Brennan, John Wolf
Brennan, John Wolf
Brennan, John Wolf, Irish-Swiss composer and pianist; b. Dublin, Feb. 13, 1954. He moved to Switzerland as a youth, and began playing bass and guitar as a teenager in Lucerne. He studied musicology, film, and literature at the Univ. of Fribourg and attended the Swiss Jazz school in Berne (1975–79), continuing his studies in piano, composition, and theory in Lucerne, Dublin, and N.Y. (1979–84). From 1984 Brennan formed various duets, quartets, and quintets with a number of European jazz virtuosos. In 1993 he formed the “Groupe Lacroix” a cooperative of six Swiss and Austrian composers who perform their own works. From the mid-1980s, Brennan worked internationally as a jazz musician, conductor, music director for radio and television, piano teacher, and leader of improvisation workshops. In 1999 he performed in a festival of his works held in Chicago to celebrate Swiss Days. Brennan is a unique musician, equally comfortable in the worlds of jazz and concert music. From an early influence as diverse as Miles Davis and the Beatles, Brennan’s music evolved into a high-art synthesis of John Cage, Henry Cowell, Pierre Henri, and free-jazz, which at times involves theatrical techniques such as musique concrète, bowing of piano strings, and multiphonics. His titles reflect his proclivity for word play.

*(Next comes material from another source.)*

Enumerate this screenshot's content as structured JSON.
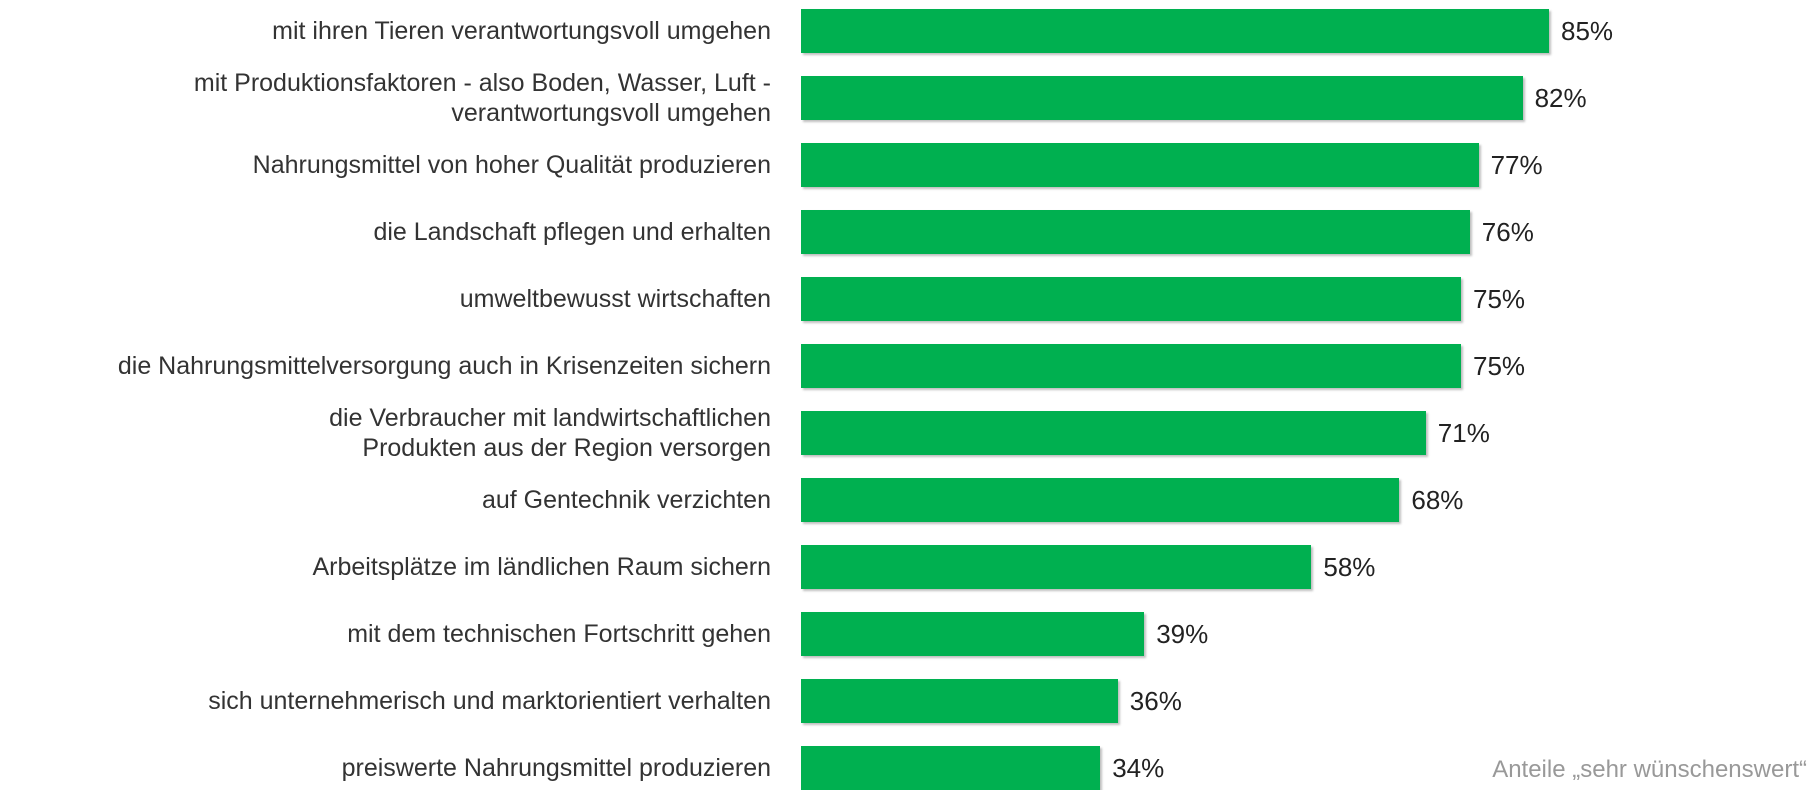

DRAMATIC Theater Music: Swiss-Timing (1981); Romeo and Julia in Willisau (1982); Festspiel Sem-pach (1986); De Zeigerdieb (1987); Sri Salami (1989); Adrift (1990); K’s Kilimandjaro (1992); Totentanz (1993); Moskau-Petuschki (1994). radio:Wort Zeichen Klang for Voice, Flute, Double Bass, Piano, Sound Objects, and Sound Installation (1995–96; Lucerne, June 13, 1997). chamber:Ex Aequo for Viola and Percussion (1986); Brass Variations for Brass Quintet (1988); Twelfth Night, 6 songs for Saxophone Quartet (1990); Dance, You Monster, to My Soft Song, after the Klee painting, for Jazz Orch. (1990); Sonatina for Viola, Trumpet, Piano, and Contrabass (1991); Tango neon for Ensemble (1991); Átanos for Alto Saxophone, Piano, and Contrabass (1993); Frictions for Flute, Bass Clarinet, Vibraphone, and String Trio (1993); Diálogos for 2 Cellos (1994); Epithalamium for Nonet (1994); A Golly Gal’s Way to Galway Bay for Flute Ensemble (1995); Leave it in Limbo for Horn (1996); Olos for Clarinet (1996); AlefBet for Oboe, Bassoon, and Piano, or for Piano Trio (1996); Rhap.s.odie for Violin and Piano (1996); Nearly Charming for Octet (1997); Tango for Cello (1998); Monumentum for Bass Clarinet, Piano, and Percussion (1998); N-gl, after an angel painting by Klee, for Oboe, Bassoon, and Viola (1999). keyboard: p i a n o :Treiblinge, 13 pieces (1982); Capriccio (1990); Sonata Pentatonica (1993); 4 solo-piano “programs” of pieces: The Beauty of Fractals (1988), Iritations (1991; with sound objects), Text, Context, Co-Text & Co-Co Text (1993), and The Well-Prepared Clavier for Piano, Partially Prepared (1997–98; includes his cycle Seven Studies for Prepared Piano); Kyoto (1997); Kla4 for 2 Pianos (1999); Silly Blooze (1999–2000). organ:Pandamonium (1994); 5 Interludien (1997); 4 Solo Pieces (1999). vocal:Bestiarium, 13 songs for Soprano and Piano (1983; rev. 1990); Organic VoICes, cycle for Voice and Organ (1990–91; with trumpet and percussion); SprüchGageSprüch, “dialectic cantata” for 2 Choruses, String Quartet, and Percussion (1991); Euratorium for Chorus, Orch., and Alpine Horn (1993); Fraeschber’s Traum for Soprano, String Trio, and Bass Clarinet (1997); Through the Ear of a Raindrop for Voice and 5 Instruments (1997); Abel, steh auf!, cantata for Women’s Chorus and Brass Quartet (1999–2000).